In a motion filed in the U.S. District Court for Nevada, the FTC claims that CEO Andrew Phillips and Chief Technology and Security Officer John Blaugrund failed to meet their obligations under the previous order. The agency is seeking at least $52.9 million in compensatory relief for consumers, a permanent ban on Phillips and Blaugrund from working in the payment processing industry, and the appointment of a receiver to enforce compliance with the original order.
“Cliq and its operators flagrantly violated an FTC order requiring reasonable steps to prevent and detect fraud,” said Christopher Mufarrige, Director of the FTC’s Bureau of Consumer Protection. “We will not hesitate to hold accountable companies that ignore red flags and distort the honest functioning of the U.S. payment system.”
According to the FTC, Cliq processed hundreds of millions of dollars in payments for clients listed on Mastercard’s Member Alert To Control High (MATCH) list—a registry of merchants removed from card networks due to rule violations such as high chargeback rates. Chargebacks occur when customers dispute transactions because products or services were not delivered as described.
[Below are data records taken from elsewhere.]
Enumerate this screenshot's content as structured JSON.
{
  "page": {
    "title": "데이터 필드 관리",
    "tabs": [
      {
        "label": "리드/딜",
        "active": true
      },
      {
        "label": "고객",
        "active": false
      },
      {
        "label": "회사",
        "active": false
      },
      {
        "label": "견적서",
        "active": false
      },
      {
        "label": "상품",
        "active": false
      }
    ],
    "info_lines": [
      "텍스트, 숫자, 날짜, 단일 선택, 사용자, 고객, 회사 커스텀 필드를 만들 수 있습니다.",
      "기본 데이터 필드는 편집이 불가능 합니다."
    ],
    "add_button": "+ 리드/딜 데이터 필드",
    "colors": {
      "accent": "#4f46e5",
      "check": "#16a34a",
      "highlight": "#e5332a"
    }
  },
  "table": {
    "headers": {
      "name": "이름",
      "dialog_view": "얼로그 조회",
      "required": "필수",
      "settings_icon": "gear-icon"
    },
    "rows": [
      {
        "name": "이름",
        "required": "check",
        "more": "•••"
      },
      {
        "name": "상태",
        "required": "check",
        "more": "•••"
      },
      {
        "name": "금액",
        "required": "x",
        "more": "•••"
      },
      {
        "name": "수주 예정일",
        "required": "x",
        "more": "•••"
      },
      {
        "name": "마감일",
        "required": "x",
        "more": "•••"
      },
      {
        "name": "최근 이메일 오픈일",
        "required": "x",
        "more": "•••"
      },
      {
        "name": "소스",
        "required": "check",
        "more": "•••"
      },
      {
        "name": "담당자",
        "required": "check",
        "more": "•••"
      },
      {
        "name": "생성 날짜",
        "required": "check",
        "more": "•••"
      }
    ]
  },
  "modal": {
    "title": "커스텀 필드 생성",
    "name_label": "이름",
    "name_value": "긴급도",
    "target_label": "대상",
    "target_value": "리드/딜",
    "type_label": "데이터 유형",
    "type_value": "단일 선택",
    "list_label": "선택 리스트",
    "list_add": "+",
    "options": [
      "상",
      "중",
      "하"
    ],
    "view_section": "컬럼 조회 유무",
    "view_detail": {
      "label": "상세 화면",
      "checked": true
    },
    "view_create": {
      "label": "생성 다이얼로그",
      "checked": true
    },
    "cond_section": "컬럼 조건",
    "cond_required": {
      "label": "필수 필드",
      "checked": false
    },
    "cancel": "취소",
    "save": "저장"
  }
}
The agency further alleges that Cliq assisted clients in evading bank and credit card network fraud monitoring programs, processed transactions for high-risk clients without proper screening for deceptive practices, and failed to monitor client activity adequately. This included continuing to process payments for clients with excessive chargebacks without confirming those businesses were not engaged in deception.
The FTC argues that these repeated violations warrant holding Cliq, Phillips, and Blaugrund in contempt of court, awarding compensation to affected consumers, and imposing stricter measures to ensure future compliance.
The Federal Trade Commission is responsible for promoting competition while protecting and educating consumers about potential risks related to business practices.